Archer Materials granted Australian patent for 12CQ quantum computing chip

Archer Materials ASX AXE Australian patent CQ quantum computing chip
Archer Materials is the only company on the ASX and one of few in the world developing qubit processor technology.

Archer Materials (ASX: AXE) has been granted an Australian patent for its 12CQ (one-two-see-que) quantum computing chip technology.

It is the only ASX-listed company and one of a few players in the world developing quantum bit (qubit) processor chip technology in the semiconductor industry.

The patent protects a proposed qubit processor chip which offers a path to realise practical quantum computing and provides Archer with exclusive and legally-enforceable commercial rights to the invention in Australia.
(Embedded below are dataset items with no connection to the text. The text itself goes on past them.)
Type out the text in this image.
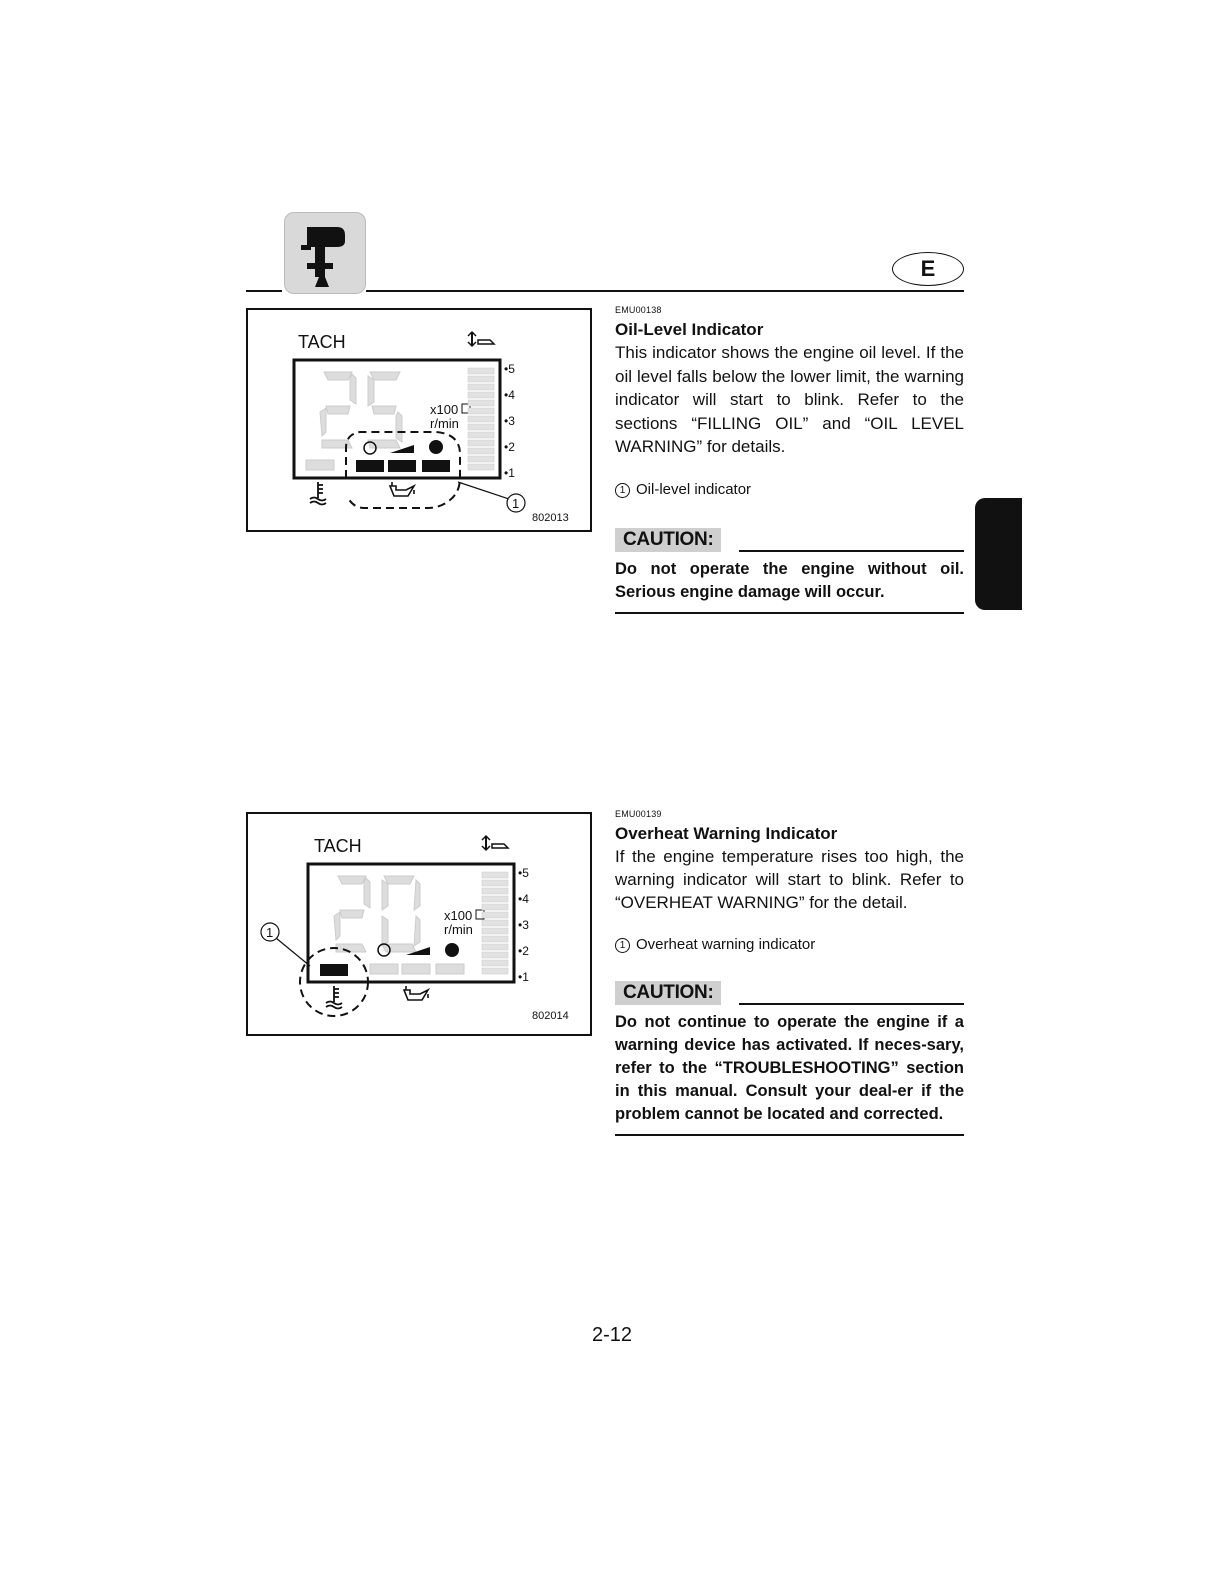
E
TACH
25
x100
r/min
•5
•4
•3
•2
•1
1
802013
TACH
20
x100
r/min
•5
•4
•3
•2
•1
1
802014
EMU00138
Oil-Level Indicator

This indicator shows the engine oil level. If the oil level falls below the lower limit, the warning indicator will start to blink. Refer to the sections “FILLING OIL” and “OIL LEVEL WARNING” for details.

1 Oil-level indicator
CAUTION:
Do not operate the engine without oil. Serious engine damage will occur.
EMU00139
Overheat Warning Indicator

If the engine temperature rises too high, the warning indicator will start to blink. Refer to “OVERHEAT WARNING” for the detail.

1 Overheat warning indicator
CAUTION:
Do not continue to operate the engine if a warning device has activated. If neces-sary, refer to the “TROUBLESHOOTING” section in this manual. Consult your deal-er if the problem cannot be located and corrected.
2-12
It prevents other companies from manufacturing, using or selling the technology in Australia, and is a requisite for future commercialisation opportunities.

Early-stage milestone

Chief executive officer Dr Mohammad Choucair said the patent represented a significant early-stage milestone for the company.

“We are excited about the grant of this patent which is a central element in our strategy to develop the 12CQ chip for major markets,” he said.

“With the focus on quantum technologies now stronger than ever, we believe that the granting of this patent will contribute to strengthening quantum computing and technology innovation in Australia.”

Patents protecting the 12CQ chip have previously been granted in Japan, South Korea, China, the US and several European jurisdictions including the UK, France, and Germany.

The application process and procedures for patent protection in Hong Kong is ongoing.

Archer is focused on the development of advanced semiconductor devices, including processor chips which are relevant to quantum computing.

The company is developing the 12CQ chip, a world-first qubit processor technology which could potentially allow for quantum computing-powered mobile devices.

Quantum abilities

Quantum technology has the ability to accelerate drug and materials development, enhance national security, increase productive mineral exploration and improve secure communications.

It has been identified by the CSIRO (Commonwealth Scientific and Industrial Research Organisation) as the “most promising long-term opportunity for Australia”.

In 2020, the organisation reported Australian quantum technology could create $4 billion in revenue and 16,000 new jobs within an $86 billion global industry by 2040.